Criteria: The Maternal, Infant and Early Childhood Home Visiting Program requires that costs charged to a federal award must be allocable in accordance with 2 CFR § 75.405, meaning they are incurred for the Federal award, benefit the award in proportion to the relative benefit, and are necessary to the overall operation of the non-federal entity. Condition: A test of 60 payroll items for program year 2025 revealed that accrued vacation amounts were being calculated by the Center through a spreadsheet with a formula error that resulted in incorrect rates being applied to certain accrued vacation totals. The net variance totaled $2,291. Cause: The spreadsheet formula used to calculate accrued vacation costs referenced employee last names instead of unique identifiers, which did not account for employees with common last names. The error was not detected during the review process, as testing procedures relied on agreement to the spreadsheet calculation without validating the underlying formula logic. This caused certain personnel costs to be inaccurately allocated to the federal award, which is not consistent with 2 CFR § 75.405. Questioned Cost: $-0- Effect: Personnel costs charged to the federal award could be misstated and not properly allocable under 2 CFR § 75.405. Recommendation: We recommend that the Center management strengthen oversight of payroll allocation processes and review spreadsheet calculations to ensure formulas properly reference unique employee identifiers. This will help prevent errors in applying hourly rates and ensure personnel costs charged to the federal award are correctly allocable under 2 CFR § 75.405. Classification: Compliance finding and control deficiency in internal controls.

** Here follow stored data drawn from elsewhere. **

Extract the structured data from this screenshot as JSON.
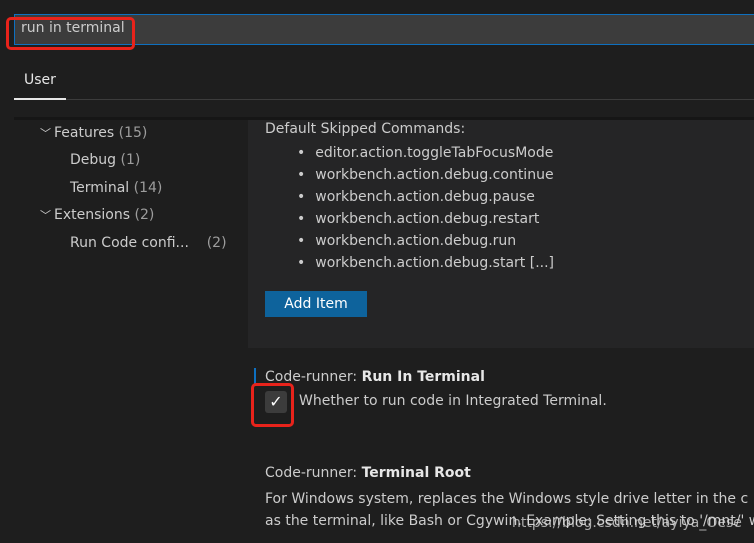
{
  "search": {
    "value": "run in terminal"
  },
  "tabs": [
    {
      "label": "User",
      "active": true
    }
  ],
  "toc": [
    {
      "label": "Features",
      "count": "(15)",
      "expanded": true
    },
    {
      "label": "Debug",
      "count": "(1)"
    },
    {
      "label": "Terminal",
      "count": "(14)"
    },
    {
      "label": "Extensions",
      "count": "(2)",
      "expanded": true
    },
    {
      "label": "Run Code confi...",
      "count": "(2)"
    }
  ],
  "skipped": {
    "label": "Default Skipped Commands:",
    "items": [
      "editor.action.toggleTabFocusMode",
      "workbench.action.debug.continue",
      "workbench.action.debug.pause",
      "workbench.action.debug.restart",
      "workbench.action.debug.run",
      "workbench.action.debug.start [...]"
    ],
    "add_item": "Add Item"
  },
  "run_in_terminal": {
    "prefix": "Code-runner: ",
    "name": "Run In Terminal",
    "description": "Whether to run code in Integrated Terminal.",
    "checked": true,
    "check": "✓"
  },
  "terminal_root": {
    "prefix": "Code-runner: ",
    "name": "Terminal Root",
    "line1": "For Windows system, replaces the Windows style drive letter in the c",
    "line2": "as the terminal, like Bash or Cgywin. Example: Setting this to '/mnt/' w"
  },
  "watermark": "https://blog.csdn.net/ayiya_Oese",
  "colors": {
    "accent": "#0e70c0",
    "button": "#0e639c",
    "highlight": "#e8231b"
  }
}
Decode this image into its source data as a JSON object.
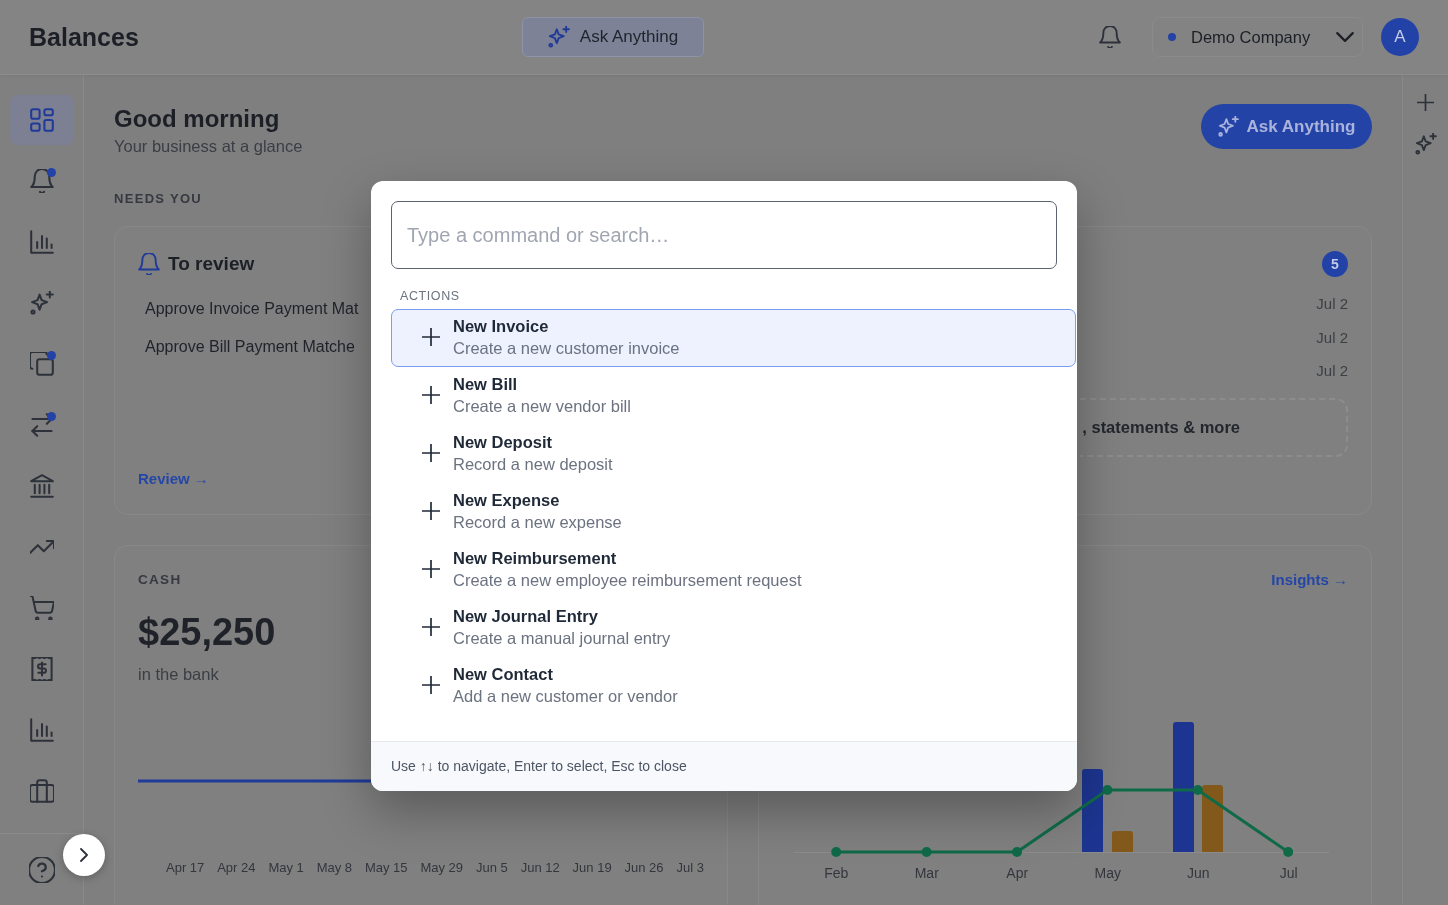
{
  "header": {
    "title": "Balances",
    "ask_button": "Ask Anything",
    "company_selector": "Demo Company",
    "avatar": "A"
  },
  "sidebar": {
    "items": [
      {
        "selected": true,
        "notification_dot": false
      },
      {
        "selected": false,
        "notification_dot": true
      },
      {
        "selected": false,
        "notification_dot": false
      },
      {
        "selected": false,
        "notification_dot": false
      },
      {
        "selected": false,
        "notification_dot": true
      },
      {
        "selected": false,
        "notification_dot": true
      },
      {
        "selected": false,
        "notification_dot": false
      },
      {
        "selected": false,
        "notification_dot": false
      },
      {
        "selected": false,
        "notification_dot": false
      },
      {
        "selected": false,
        "notification_dot": false
      },
      {
        "selected": false,
        "notification_dot": false
      },
      {
        "selected": false,
        "notification_dot": false
      }
    ]
  },
  "greeting": {
    "title": "Good morning",
    "subtitle": "Your business at a glance",
    "ask_button": "Ask Anything"
  },
  "needs_you": {
    "heading": "NEEDS YOU",
    "review_card": {
      "title": "To review",
      "items": [
        "Approve Invoice Payment Mat",
        "Approve Bill Payment Matche"
      ],
      "link": "Review →"
    },
    "card_2": {
      "badge": "5",
      "dates": [
        "Jul 2",
        "Jul 2",
        "Jul 2"
      ],
      "drop_zone_text": ", statements & more"
    }
  },
  "cash_card": {
    "label": "CASH",
    "amount": "$25,250",
    "caption": "in the bank",
    "x_labels": [
      "Apr 17",
      "Apr 24",
      "May 1",
      "May 8",
      "May 15",
      "May 29",
      "Jun 5",
      "Jun 12",
      "Jun 19",
      "Jun 26",
      "Jul 3"
    ]
  },
  "chart_card": {
    "link": "Insights →",
    "x_labels": [
      "Feb",
      "Mar",
      "Apr",
      "May",
      "Jun",
      "Jul"
    ]
  },
  "command_palette": {
    "placeholder": "Type a command or search…",
    "section": "ACTIONS",
    "items": [
      {
        "title": "New Invoice",
        "description": "Create a new customer invoice",
        "selected": true
      },
      {
        "title": "New Bill",
        "description": "Create a new vendor bill",
        "selected": false
      },
      {
        "title": "New Deposit",
        "description": "Record a new deposit",
        "selected": false
      },
      {
        "title": "New Expense",
        "description": "Record a new expense",
        "selected": false
      },
      {
        "title": "New Reimbursement",
        "description": "Create a new employee reimbursement request",
        "selected": false
      },
      {
        "title": "New Journal Entry",
        "description": "Create a manual journal entry",
        "selected": false
      },
      {
        "title": "New Contact",
        "description": "Add a new customer or vendor",
        "selected": false
      }
    ],
    "footer": "Use ↑↓ to navigate, Enter to select, Esc to close"
  }
}
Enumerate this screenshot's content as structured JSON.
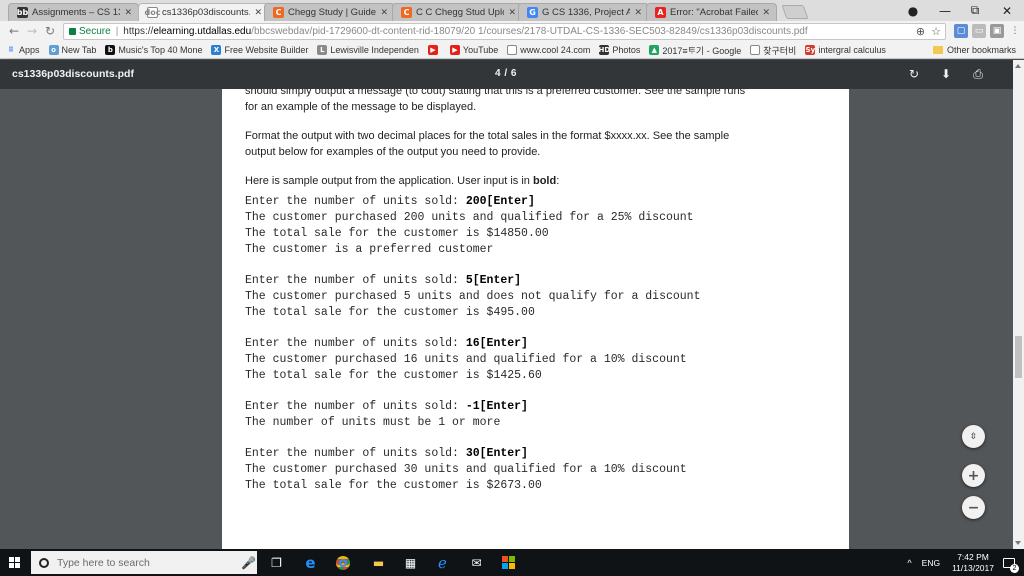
{
  "tabs": [
    {
      "title": "Assignments – CS 1336.5",
      "favicon": "bb",
      "color": "#333333",
      "active": false
    },
    {
      "title": "cs1336p03discounts.pdf",
      "favicon": "doc",
      "color": "#ffffff",
      "active": true
    },
    {
      "title": "Chegg Study | Guided So",
      "favicon": "C",
      "color": "#f26722",
      "active": false
    },
    {
      "title": "C C Chegg Stud Upload q",
      "favicon": "C",
      "color": "#f26722",
      "active": false
    },
    {
      "title": "G CS 1336, Project Assignm",
      "favicon": "G",
      "color": "#4285f4",
      "active": false
    },
    {
      "title": "Error: \"Acrobat Failed to",
      "favicon": "A",
      "color": "#e8231e",
      "active": false
    }
  ],
  "window": {
    "account": "●",
    "minimize": "—",
    "restore": "⧉",
    "close": "✕"
  },
  "omnibox": {
    "secure_label": "Secure",
    "url_scheme": "https://",
    "url_host": "elearning.utdallas.edu",
    "url_path": "/bbcswebdav/pid-1729600-dt-content-rid-18079/20 1/courses/2178-UTDAL-CS-1336-SEC503-82849/cs1336p03discounts.pdf"
  },
  "bookmarks": [
    {
      "label": "Apps",
      "icon": "grid",
      "color": "#4285f4"
    },
    {
      "label": "New Tab",
      "icon": "o",
      "color": "#5f9ed6"
    },
    {
      "label": "Music's Top 40 Mone",
      "icon": "b",
      "color": "#111111"
    },
    {
      "label": "Free Website Builder",
      "icon": "X",
      "color": "#2d7fd3"
    },
    {
      "label": "Lewisville Independen",
      "icon": "L",
      "color": "#8a8a8a"
    },
    {
      "label": "",
      "icon": "▶",
      "color": "#e62117"
    },
    {
      "label": "YouTube",
      "icon": "▶",
      "color": "#e62117"
    },
    {
      "label": "www.cool 24.com",
      "icon": "doc",
      "color": "#ffffff"
    },
    {
      "label": "Photos",
      "icon": "HD",
      "color": "#333333"
    },
    {
      "label": "2017≡ᄐᆞ기 - Google",
      "icon": "▲",
      "color": "#1fa463"
    },
    {
      "label": "찾구터비",
      "icon": "doc",
      "color": "#ffffff"
    },
    {
      "label": "intergral calculus",
      "icon": "Sy",
      "color": "#d23b2e"
    }
  ],
  "bookmarks_other": "Other bookmarks",
  "pdf": {
    "filename": "cs1336p03discounts.pdf",
    "page_indicator": "4 / 6",
    "prose1a": "should simply output a message (to cout) stating that this is a preferred customer. See the sample runs",
    "prose1b": "for an example of the message to be displayed.",
    "prose2a": "Format the output with two decimal places for the total sales in the format $xxxx.xx. See the sample",
    "prose2b": "output below for examples of the output you need to provide.",
    "prose3": "Here is sample output from the application. User input is in ",
    "prose3_bold": "bold",
    "prose3_end": ":",
    "runs": [
      {
        "prompt": "Enter the number of units sold: ",
        "input": "200[Enter]",
        "lines": [
          "The customer purchased 200 units and qualified for a 25% discount",
          "The total sale for the customer is $14850.00",
          "The customer is a preferred customer"
        ]
      },
      {
        "prompt": "Enter the number of units sold: ",
        "input": "5[Enter]",
        "lines": [
          "The customer purchased 5 units and does not qualify for a discount",
          "The total sale for the customer is $495.00"
        ]
      },
      {
        "prompt": "Enter the number of units sold: ",
        "input": "16[Enter]",
        "lines": [
          "The customer purchased 16 units and qualified for a 10% discount",
          "The total sale for the customer is $1425.60"
        ]
      },
      {
        "prompt": "Enter the number of units sold: ",
        "input": "-1[Enter]",
        "lines": [
          "The number of units must be 1 or more"
        ]
      },
      {
        "prompt": "Enter the number of units sold: ",
        "input": "30[Enter]",
        "lines": [
          "The customer purchased 30 units and qualified for a 10% discount",
          "The total sale for the customer is $2673.00"
        ]
      }
    ]
  },
  "taskbar": {
    "search_placeholder": "Type here to search",
    "language": "ENG",
    "time": "7:42 PM",
    "date": "11/13/2017",
    "notifications": "2"
  }
}
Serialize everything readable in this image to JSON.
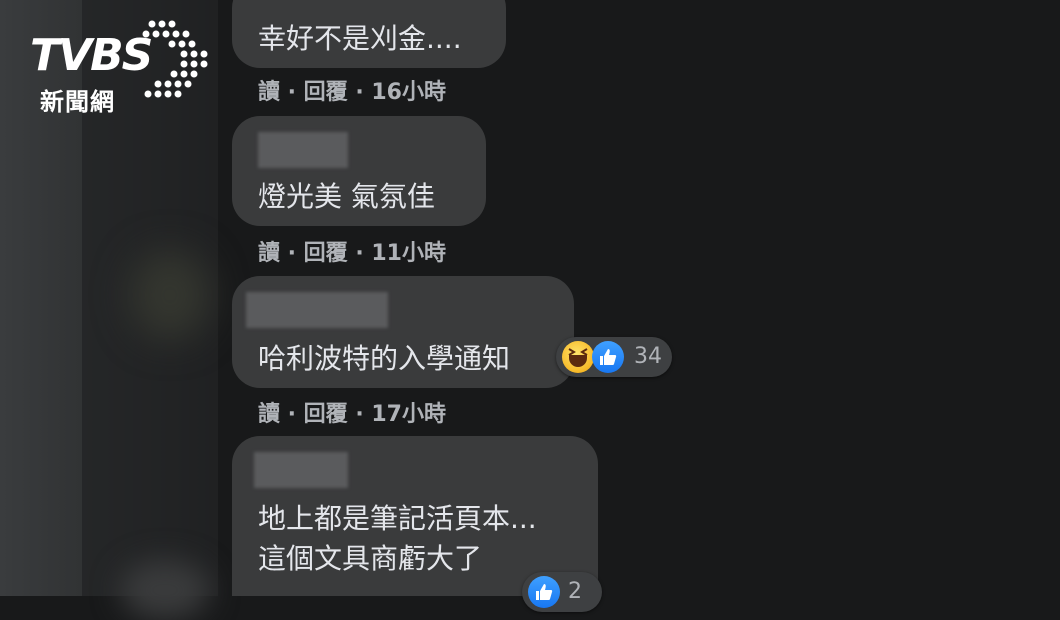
{
  "logo": {
    "brand": "TVBS",
    "subtitle": "新聞網"
  },
  "comments": [
    {
      "text": "幸好不是刈金....",
      "meta": "讀 · 回覆 · 16小時"
    },
    {
      "text": "燈光美 氣氛佳",
      "meta": "讀 · 回覆 · 11小時"
    },
    {
      "text": "哈利波特的入學通知",
      "meta": "讀 · 回覆 · 17小時",
      "reactions": {
        "icons": [
          "haha-icon",
          "like-icon"
        ],
        "count": "34"
      }
    },
    {
      "text_line1": "地上都是筆記活頁本...",
      "text_line2": "這個文具商虧大了",
      "reactions": {
        "icons": [
          "like-icon"
        ],
        "count": "2"
      }
    }
  ],
  "colors": {
    "bubble": "#3a3b3c",
    "background": "#18191a",
    "meta": "#b0b3b8",
    "like": "#1877f2",
    "haha": "#f7b928"
  }
}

Criteria: The Maternal, Infant and Early Childhood Home Visiting Program requires that costs charged to a federal award must be allocable in accordance with 2 CFR § 75.405, meaning they are incurred for the Federal award, benefit the award in proportion to the relative benefit, and are necessary to the overall operation of the non-Federal entity. Condition: A test of 60 non-payroll expenses revealed that expenses are first reserved through an internal funding request, with each line item assigned to a program code, while each funding request could be comprised of multiple programs. When actual expenses are incurred, they are allocated to programs based on the original funding request percentages rather than the actual costs. While individual over and under allocations occurred, the net variance across the sample was $20. The review of the total population indicates that the offsetting effect of over and under allocations is consistent, limiting the overall financial impact. Cause: The allocation process relied on percentages from the original internal funding request rather than actual expenses incurred for each program. This process design did not include the inclusion of actual program costs, resulting in misallocated expenses that are not fully consistent with 2 CFR § 75.405, which requires costs charged to a federal award to be allocable based on the relative benefits received by the program. Questioned Cost: $-0- Effect: Expenses may be charged to the program despite not actually incurring them, leading to allocations that are not fully reflective of actual program costs. While the net financial impact is minimal, the allocation methodology does not fully comply with 2 CFR § 75.405 requirements for allocable costs. Recommendation: We recommend that the Center’s management review and revise the expense allocation process to ensure that actual costs are allocated to programs based on expenses actually incurred. This will help prevent misallocations and ensure that costs charged to Federal awards are properly allocable under 2 CFR § 75.405. Classification: Compliance finding and control deficiency in internal controls.